The m_cost being provided refers to the amount of memory that is used for hashing and the t_cost refers to the amount of time used for hashing (specifically the number of iterations being performed to arrive at the final hash). By default the m_cost is set to 17, which means that 2^17 KiB of memory (128 MiB) will be used out of the 256 MiB provided on the lowest tier Fly.io instance. I have several different applications running on this lowest tier, and it looks like all of them use between 150-170 MiB of memory at rest, so allocating 128 MiB for hashing will cause an OOM every time. The Argon2 RFC recommends that you use the highest amount of memory you can, but you can increase the number of iterations if less memory is available.

The recommendation above to use a t_cost of 4 and an m_cost of 16 should work fine for low traffic applications. 2^16 KiB is 64 MiB of memory, so combined with the memory used at rest would take your instance to somewhere around 225 MiB of memory used. However, if you have a lot of concurrent websocket users or you’re heavily using ets for caching and storage, or if you have multiple concurrent hashing operations, this will still lead to an OOM.

For my applications I decided to go with the following parameters instead:

config :argon2_elixir, t_cost: 18, m_cost: 15

This will use only 32 MiB of memory per hash, but will use several more iterations to obtain that final hash. I arrived at those numbers by following the guide provided in the RFC: decide first on the memory cost and then test the time it takes to create a hash and change the time cost until the total time is around 500ms (where they recommend for security purposes).

That said, 500ms is what’s recommended as the most secure option, but others suggest considering timing as fast as 50ms for user experience purposes. Here are the timings run inside the lowest tier fly.io instances between 50 and 500ms.

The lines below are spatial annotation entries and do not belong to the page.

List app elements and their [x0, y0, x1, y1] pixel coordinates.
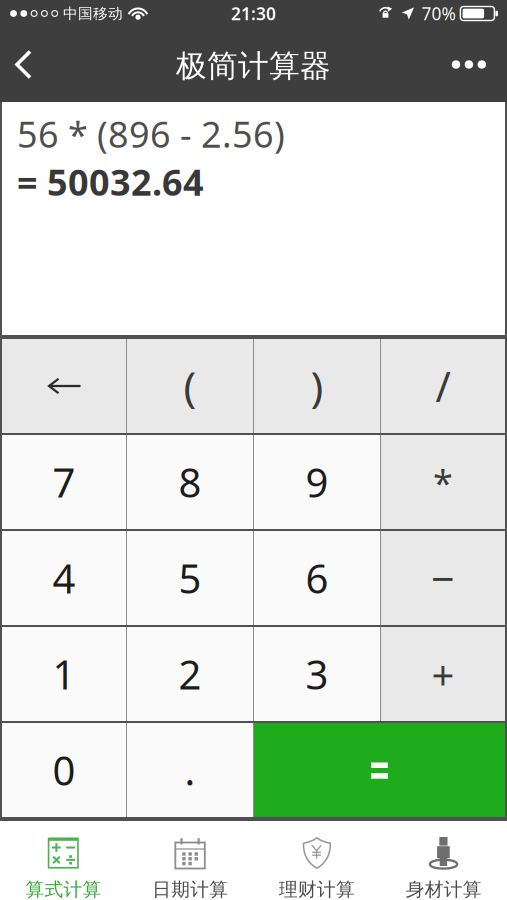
- button[interactable]: /: [381, 339, 505, 433]
- button[interactable]: 日期计算: [127, 821, 254, 900]
- staticText: /: [436, 359, 450, 414]
- button[interactable]: 2: [127, 627, 253, 721]
- button[interactable]: 5: [127, 531, 253, 625]
- button[interactable]: 7: [2, 435, 126, 529]
- button[interactable]: 9: [254, 435, 380, 529]
- button[interactable]: 身材计算: [380, 821, 507, 900]
- staticText: 身材计算: [406, 878, 482, 900]
- button[interactable]: 3: [254, 627, 380, 721]
- button[interactable]: 1: [2, 627, 126, 721]
- staticText: = 50032.64: [17, 158, 204, 206]
- button[interactable]: .: [127, 723, 253, 817]
- staticText: 8: [178, 455, 202, 508]
- staticText: 9: [306, 455, 328, 508]
- button[interactable]: 理财计算: [254, 821, 380, 900]
- staticText: 7: [52, 455, 76, 508]
- button[interactable]: 算式计算: [0, 821, 127, 900]
- button[interactable]: +: [381, 627, 505, 721]
- staticText: 2: [178, 647, 202, 700]
- button[interactable]: −: [381, 531, 505, 625]
- staticText: .: [184, 743, 196, 796]
- staticText: 56 * (896 - 2.56): [17, 110, 285, 158]
- button[interactable]: 8: [127, 435, 253, 529]
- staticText: 0: [52, 743, 76, 796]
- staticText: 理财计算: [279, 878, 355, 900]
- button[interactable]: [2, 339, 126, 433]
- button[interactable]: [452, 60, 486, 69]
- staticText: 70%: [421, 2, 455, 25]
- button[interactable]: (: [127, 339, 253, 433]
- staticText: (: [184, 358, 196, 414]
- staticText: ): [310, 358, 324, 414]
- staticText: 5: [178, 551, 202, 604]
- staticText: 1: [52, 647, 76, 700]
- staticText: 6: [306, 551, 328, 604]
- staticText: −: [431, 551, 455, 606]
- staticText: 4: [52, 551, 76, 604]
- button[interactable]: 6: [254, 531, 380, 625]
- staticText: *: [433, 458, 453, 506]
- staticText: 算式计算: [25, 878, 101, 900]
- staticText: 极简计算器: [176, 47, 331, 85]
- staticText: 21:30: [231, 2, 276, 25]
- button[interactable]: *: [381, 435, 505, 529]
- button[interactable]: [254, 723, 505, 817]
- staticText: 3: [306, 647, 328, 700]
- button[interactable]: 4: [2, 531, 126, 625]
- staticText: +: [432, 647, 454, 700]
- staticText: 日期计算: [152, 878, 228, 900]
- button[interactable]: ): [254, 339, 380, 433]
- button[interactable]: [14, 50, 34, 80]
- staticText: 中国移动: [63, 4, 123, 22]
- button[interactable]: 0: [2, 723, 126, 817]
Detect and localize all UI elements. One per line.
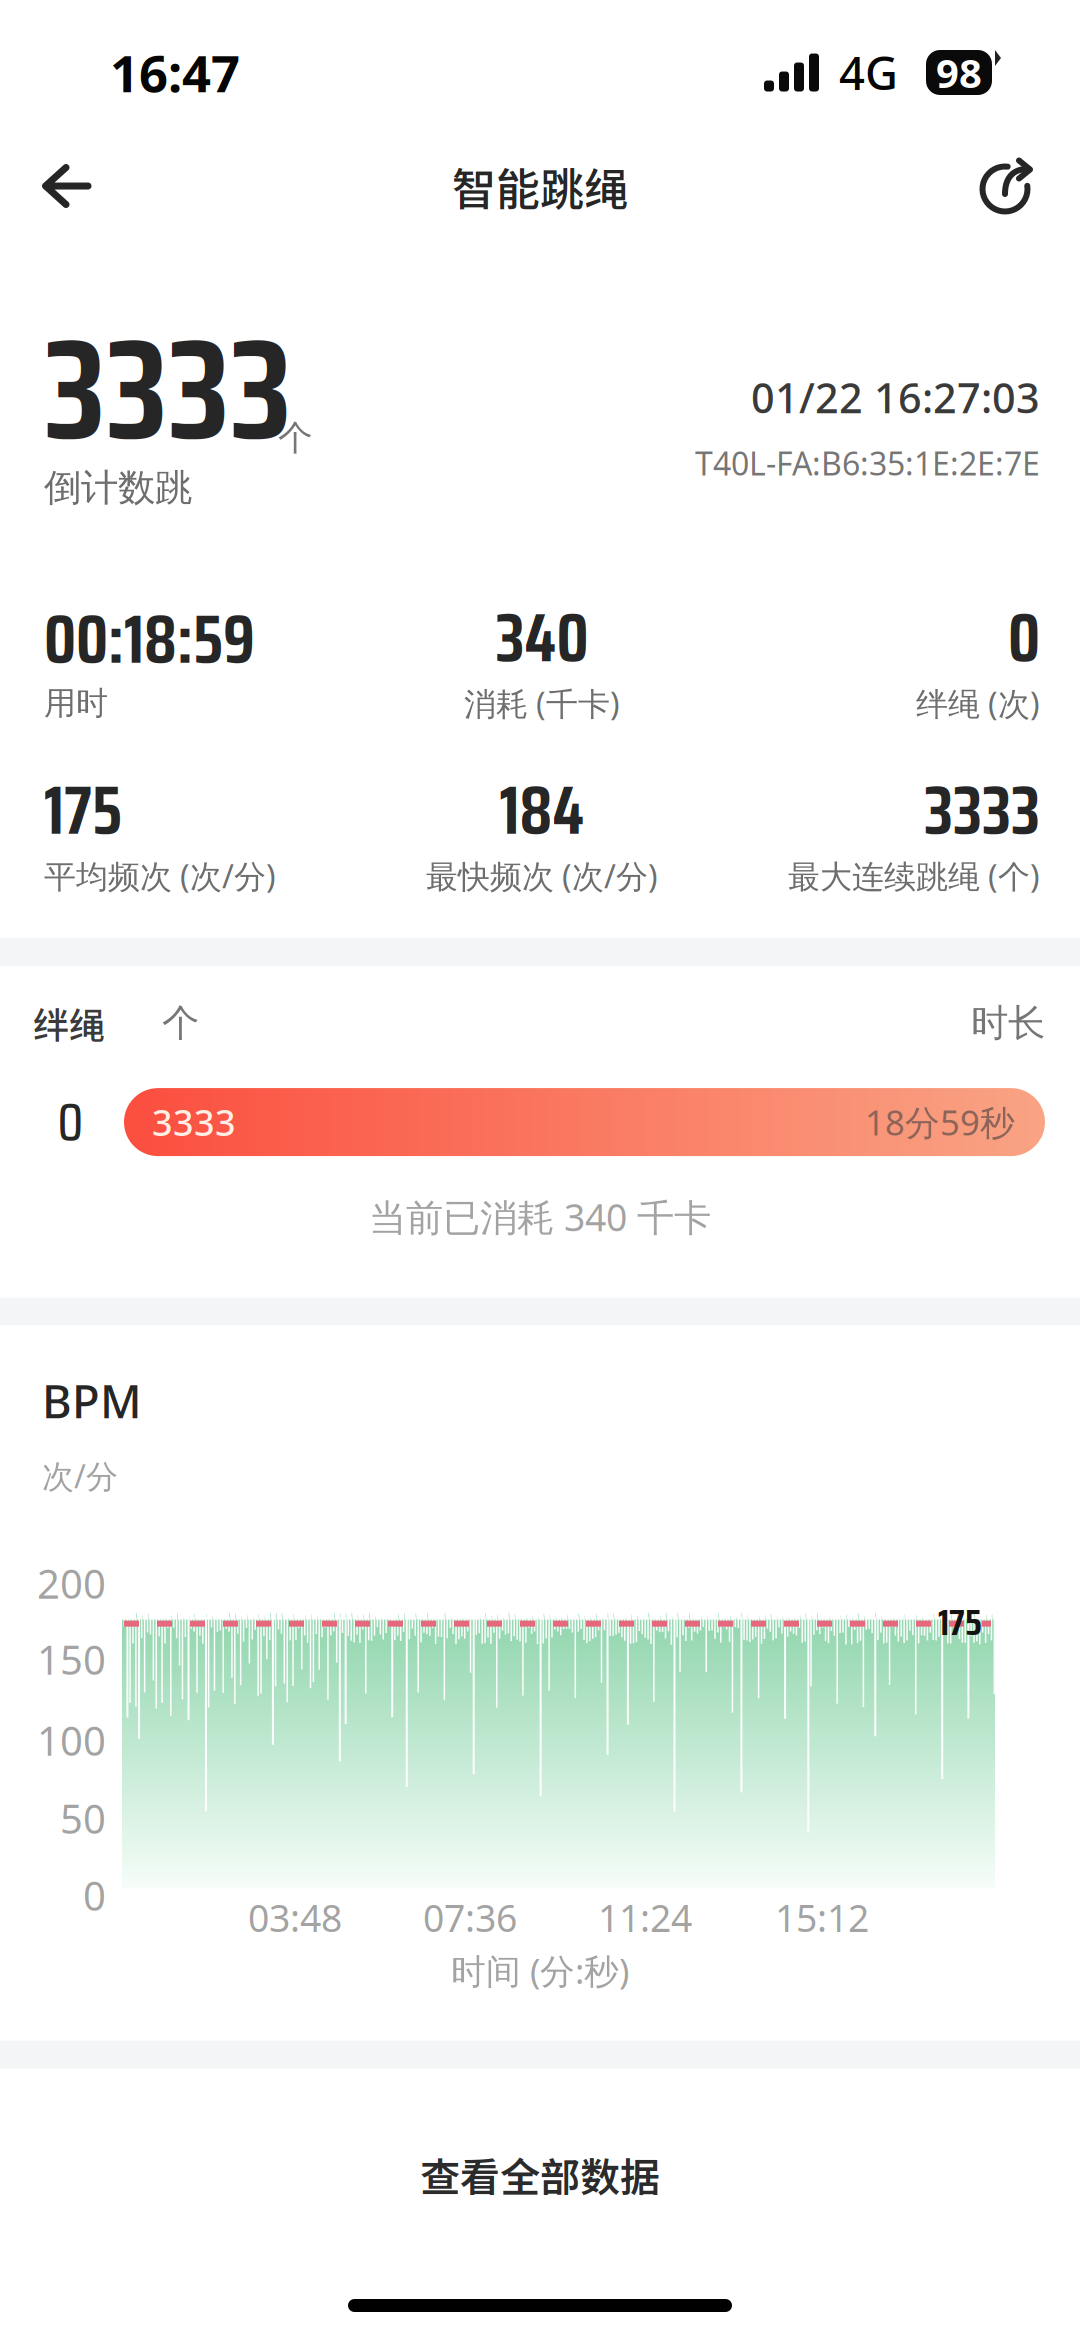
- staticText: 3333: [924, 758, 1040, 863]
- staticText: 184: [500, 758, 584, 863]
- staticText: 当前已消耗 340 千卡: [369, 1192, 711, 1242]
- staticText: 绊绳 (次): [916, 682, 1040, 724]
- button[interactable]: 查看全部数据: [0, 2069, 1080, 2262]
- staticText: 11:24: [598, 1893, 692, 1942]
- staticText: 智能跳绳: [452, 154, 628, 218]
- staticText: 07:36: [423, 1893, 517, 1942]
- staticText: 3333: [44, 278, 292, 500]
- staticText: 0: [83, 1869, 106, 1922]
- staticText: 查看全部数据: [420, 2146, 660, 2204]
- staticText: 3333: [152, 1098, 236, 1146]
- staticText: 50: [60, 1792, 106, 1845]
- staticText: 0: [1008, 586, 1040, 690]
- staticText: 次/分: [42, 1455, 118, 1497]
- staticText: 最大连续跳绳 (个): [788, 854, 1040, 897]
- staticText: 倒计数跳: [44, 465, 192, 511]
- staticText: 16:47: [110, 39, 240, 106]
- button[interactable]: Share: [962, 140, 1054, 232]
- staticText: 4G: [839, 42, 898, 103]
- staticText: 175: [44, 758, 122, 863]
- staticText: 个: [278, 417, 313, 459]
- staticText: 最快频次 (次/分): [426, 854, 658, 897]
- staticText: T40L-FA:B6:35:1E:2E:7E: [695, 442, 1040, 484]
- staticText: 03:48: [248, 1893, 342, 1942]
- staticText: 用时: [44, 684, 108, 723]
- staticText: 98: [936, 46, 982, 99]
- staticText: 175: [938, 1593, 982, 1651]
- staticText: 15:12: [775, 1893, 869, 1942]
- staticText: BPM: [42, 1371, 142, 1431]
- staticText: 0: [58, 1080, 84, 1164]
- staticText: 18分59秒: [865, 1099, 1015, 1145]
- staticText: 时长: [971, 1000, 1045, 1046]
- staticText: 01/22 16:27:03: [751, 370, 1040, 425]
- staticText: 200: [37, 1557, 106, 1610]
- staticText: 平均频次 (次/分): [44, 854, 276, 897]
- button[interactable]: Back: [21, 140, 113, 232]
- staticText: 绊绳: [33, 997, 105, 1049]
- staticText: 00:18:59: [44, 587, 255, 692]
- staticText: 消耗 (千卡): [464, 682, 620, 724]
- staticText: 个: [162, 1000, 199, 1046]
- staticText: 100: [37, 1714, 106, 1767]
- staticText: 340: [496, 586, 588, 690]
- staticText: 150: [37, 1633, 106, 1686]
- staticText: 时间 (分:秒): [451, 1948, 629, 1994]
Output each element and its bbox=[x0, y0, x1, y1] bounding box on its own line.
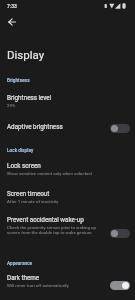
staticText: Screen timeout bbox=[7, 190, 50, 197]
staticText: Dark theme bbox=[7, 274, 40, 281]
staticText: Show sensitive content only when unlocke… bbox=[7, 171, 127, 176]
button[interactable]: Lock screen bbox=[0, 160, 135, 179]
staticText: Brightness bbox=[7, 78, 30, 84]
button[interactable]: Switch on bbox=[110, 281, 130, 290]
staticText: Appearance bbox=[7, 261, 33, 267]
button[interactable]: Dark theme bbox=[0, 272, 135, 291]
staticText: After 1 minute of inactivity bbox=[7, 199, 127, 204]
staticText: 7:33 bbox=[7, 3, 17, 9]
staticText: Will never turn off automatically bbox=[7, 283, 127, 288]
staticText: Adaptive brightness bbox=[7, 123, 63, 130]
staticText: Display bbox=[7, 48, 45, 61]
button[interactable]: Switch off bbox=[110, 229, 130, 238]
button[interactable]: Brightness level bbox=[0, 92, 135, 111]
staticText: Lock display bbox=[7, 148, 34, 154]
button[interactable]: Switch off bbox=[110, 124, 130, 133]
staticText: Brightness level bbox=[7, 94, 52, 101]
staticText: Prevent accidental wake-up bbox=[7, 216, 84, 223]
staticText: Check the proximity sensor prior to waki… bbox=[7, 225, 97, 235]
staticText: Lock screen bbox=[7, 162, 41, 169]
staticText: 29% bbox=[7, 103, 127, 108]
button[interactable]: Screen timeout bbox=[0, 188, 135, 207]
button[interactable]: Prevent accidental wake-up bbox=[0, 214, 135, 238]
button[interactable]: Adaptive brightness bbox=[0, 121, 135, 133]
button[interactable]: Navigate up bbox=[3, 13, 20, 30]
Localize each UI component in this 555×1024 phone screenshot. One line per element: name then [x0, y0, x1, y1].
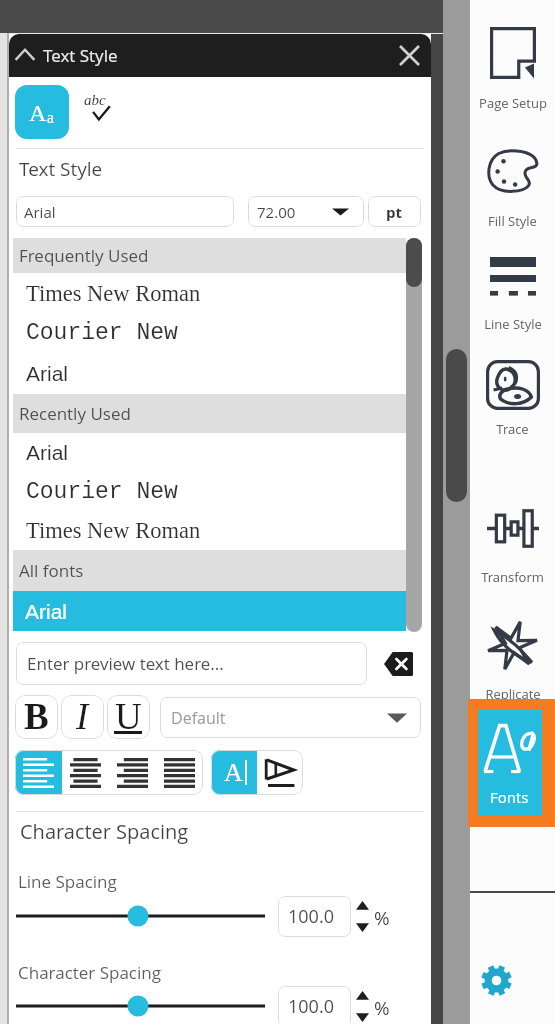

I would recommend selecting the one that makes the best tradeoffs for your application:

config :argon2_elixir, t_cost: 2, m_cost: 15 # ~60ms
config :argon2_elixir, t_cost: 4, m_cost: 15 # ~115ms
config :argon2_elixir, t_cost: 8, m_cost: 15 # ~208ms
config :argon2_elixir, t_cost: 12, m_cost: 15 # ~307ms
config :argon2_elixir, t_cost: 16, m_cost: 15 # ~415ms
config :argon2_elixir, t_cost: 18, m_cost: 15 # ~460ms
config :argon2_elixir, t_cost: 20, m_cost: 15 # ~525ms

I should add that the most secure solution will be to give more memory to your application, but even with more memory, you should still make sure that the parameters you’re using make the most sense.